1 - The number 11 jumper was rested in honour of Arthur Beetson in Game One, which marked the 100th State Of Origin game, with Chris McQueen wearing the number 18 jumper. Playing at prop forward, Beetson captained Queensland in the first ever State of Origin game at Lang Park in 1980 and wore the number 11 jumper.

==Under-20s==
New South Wales retained the Darren Lockyer Shield.

NSW: Clint Gutherson (Manly), Jake Mamo (Newcastle), Aaron Gray (South Sydney), Sione Mata'utia (Newcastle), Tyrone Phillips (Canterbury), Drew Hutchison (St George Illawarra), Mitchell Moses (Wests Tigers), Jake Trbojevic (Manly), Kaysa Pritchard (c) (Parramatta), Matthew Lodge (Wests Tigers), Jakiel Mariner (Sydney Roosters), Adam Elliott (Canterbury), Jack Bird (St George Illawarra).
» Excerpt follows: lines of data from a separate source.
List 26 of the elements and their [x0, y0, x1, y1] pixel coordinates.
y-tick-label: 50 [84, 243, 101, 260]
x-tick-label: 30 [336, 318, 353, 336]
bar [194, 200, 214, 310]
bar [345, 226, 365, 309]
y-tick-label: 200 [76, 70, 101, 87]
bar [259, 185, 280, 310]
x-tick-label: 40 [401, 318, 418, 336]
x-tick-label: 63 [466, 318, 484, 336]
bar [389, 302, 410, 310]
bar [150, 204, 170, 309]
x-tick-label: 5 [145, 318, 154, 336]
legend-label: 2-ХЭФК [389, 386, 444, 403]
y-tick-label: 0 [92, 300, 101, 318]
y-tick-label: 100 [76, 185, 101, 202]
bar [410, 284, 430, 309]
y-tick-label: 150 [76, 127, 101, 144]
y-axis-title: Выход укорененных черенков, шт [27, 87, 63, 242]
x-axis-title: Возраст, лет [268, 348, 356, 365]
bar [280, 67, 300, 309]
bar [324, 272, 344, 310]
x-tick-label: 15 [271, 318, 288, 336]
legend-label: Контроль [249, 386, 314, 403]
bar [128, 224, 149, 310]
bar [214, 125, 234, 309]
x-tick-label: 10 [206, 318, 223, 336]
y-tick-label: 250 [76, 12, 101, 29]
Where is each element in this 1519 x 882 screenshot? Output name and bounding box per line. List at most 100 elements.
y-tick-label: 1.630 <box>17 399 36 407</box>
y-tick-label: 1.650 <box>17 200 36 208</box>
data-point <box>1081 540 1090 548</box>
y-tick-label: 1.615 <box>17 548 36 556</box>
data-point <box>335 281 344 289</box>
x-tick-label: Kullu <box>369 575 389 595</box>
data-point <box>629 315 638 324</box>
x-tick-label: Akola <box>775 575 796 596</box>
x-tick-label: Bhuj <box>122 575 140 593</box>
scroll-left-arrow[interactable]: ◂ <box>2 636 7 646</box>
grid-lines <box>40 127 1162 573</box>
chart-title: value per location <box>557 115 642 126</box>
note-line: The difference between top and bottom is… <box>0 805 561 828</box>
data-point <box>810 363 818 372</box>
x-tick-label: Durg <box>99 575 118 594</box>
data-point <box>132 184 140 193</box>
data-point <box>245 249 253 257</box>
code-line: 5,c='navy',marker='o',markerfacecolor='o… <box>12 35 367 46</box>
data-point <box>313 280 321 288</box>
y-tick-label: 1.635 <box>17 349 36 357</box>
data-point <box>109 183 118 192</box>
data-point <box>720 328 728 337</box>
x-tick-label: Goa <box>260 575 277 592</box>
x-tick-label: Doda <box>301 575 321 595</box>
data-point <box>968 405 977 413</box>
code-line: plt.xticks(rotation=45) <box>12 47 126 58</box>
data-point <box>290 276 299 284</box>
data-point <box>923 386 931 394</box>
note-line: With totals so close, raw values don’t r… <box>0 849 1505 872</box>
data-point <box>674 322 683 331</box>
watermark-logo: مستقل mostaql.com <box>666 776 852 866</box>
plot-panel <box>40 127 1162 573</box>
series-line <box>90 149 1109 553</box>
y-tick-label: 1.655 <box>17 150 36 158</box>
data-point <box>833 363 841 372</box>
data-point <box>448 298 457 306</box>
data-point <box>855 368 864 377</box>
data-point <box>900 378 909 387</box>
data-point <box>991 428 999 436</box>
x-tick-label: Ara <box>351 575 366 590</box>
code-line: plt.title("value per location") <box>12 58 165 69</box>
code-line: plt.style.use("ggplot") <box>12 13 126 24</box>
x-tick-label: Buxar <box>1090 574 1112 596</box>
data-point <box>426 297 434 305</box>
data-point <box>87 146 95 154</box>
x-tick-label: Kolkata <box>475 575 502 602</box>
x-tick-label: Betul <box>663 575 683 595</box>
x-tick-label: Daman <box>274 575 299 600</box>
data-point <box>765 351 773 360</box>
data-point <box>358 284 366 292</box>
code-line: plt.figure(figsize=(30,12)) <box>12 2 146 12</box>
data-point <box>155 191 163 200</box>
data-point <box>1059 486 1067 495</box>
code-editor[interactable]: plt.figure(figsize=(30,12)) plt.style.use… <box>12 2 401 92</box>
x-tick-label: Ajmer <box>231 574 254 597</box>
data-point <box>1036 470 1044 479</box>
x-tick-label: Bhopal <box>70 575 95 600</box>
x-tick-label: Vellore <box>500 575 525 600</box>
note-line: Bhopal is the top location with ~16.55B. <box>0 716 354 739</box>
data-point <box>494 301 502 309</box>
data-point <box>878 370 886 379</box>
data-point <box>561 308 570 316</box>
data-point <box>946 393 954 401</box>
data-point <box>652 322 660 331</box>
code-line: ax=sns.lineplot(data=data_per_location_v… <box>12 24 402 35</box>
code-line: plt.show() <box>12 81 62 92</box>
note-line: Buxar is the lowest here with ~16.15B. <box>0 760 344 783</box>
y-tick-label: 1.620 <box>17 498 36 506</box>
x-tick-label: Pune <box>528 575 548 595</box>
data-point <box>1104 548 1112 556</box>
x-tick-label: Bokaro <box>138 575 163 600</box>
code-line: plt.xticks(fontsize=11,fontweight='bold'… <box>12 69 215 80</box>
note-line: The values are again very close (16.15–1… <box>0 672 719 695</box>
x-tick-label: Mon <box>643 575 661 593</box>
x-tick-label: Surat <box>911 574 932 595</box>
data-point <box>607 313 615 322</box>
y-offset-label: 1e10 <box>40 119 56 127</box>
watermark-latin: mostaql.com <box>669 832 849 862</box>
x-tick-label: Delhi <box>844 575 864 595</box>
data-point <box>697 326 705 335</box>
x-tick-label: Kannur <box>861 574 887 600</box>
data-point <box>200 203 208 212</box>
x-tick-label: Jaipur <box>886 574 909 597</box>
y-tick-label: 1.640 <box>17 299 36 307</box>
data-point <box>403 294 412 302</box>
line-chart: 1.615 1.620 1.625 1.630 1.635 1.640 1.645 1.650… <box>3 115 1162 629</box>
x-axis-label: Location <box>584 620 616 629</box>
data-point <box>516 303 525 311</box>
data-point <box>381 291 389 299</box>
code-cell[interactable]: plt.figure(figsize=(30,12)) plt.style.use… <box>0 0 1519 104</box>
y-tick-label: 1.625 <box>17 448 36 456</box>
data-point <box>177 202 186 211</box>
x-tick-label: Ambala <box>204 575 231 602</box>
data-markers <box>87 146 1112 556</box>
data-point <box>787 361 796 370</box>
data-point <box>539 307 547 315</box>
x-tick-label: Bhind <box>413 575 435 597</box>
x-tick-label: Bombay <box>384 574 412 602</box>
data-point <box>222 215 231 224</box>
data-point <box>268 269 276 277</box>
Res - Ryan Matterson (Parramatta), Pauli Pauli (Parramatta), Dean Britt (Melbourne), Rhys Kennedy (Canberra).

Qld: Valentine Holmes (Cronulla), Nene MacDonald (Sydney Roosters), Brenko Lee (Canberra), Brendan Elliot (Sydney Roosters), John Folau (Parramatta), Anthony Milford (c) (Canberra), Jaelen Feeney (Newcastle), Lloyd Perrett (Canterbury), Kieran Moseley (Penrith), Christian Welch (Melbourne), Brett Greinke (Brisbane), Patrick Mago (Canberra), Luke Bateman (Canberra). Res - Cameron Munster (Melbourne), Francis Molo (Brisbane), Ajuma Adams (Brisbane), Joe Ofahengaue (Brisbane).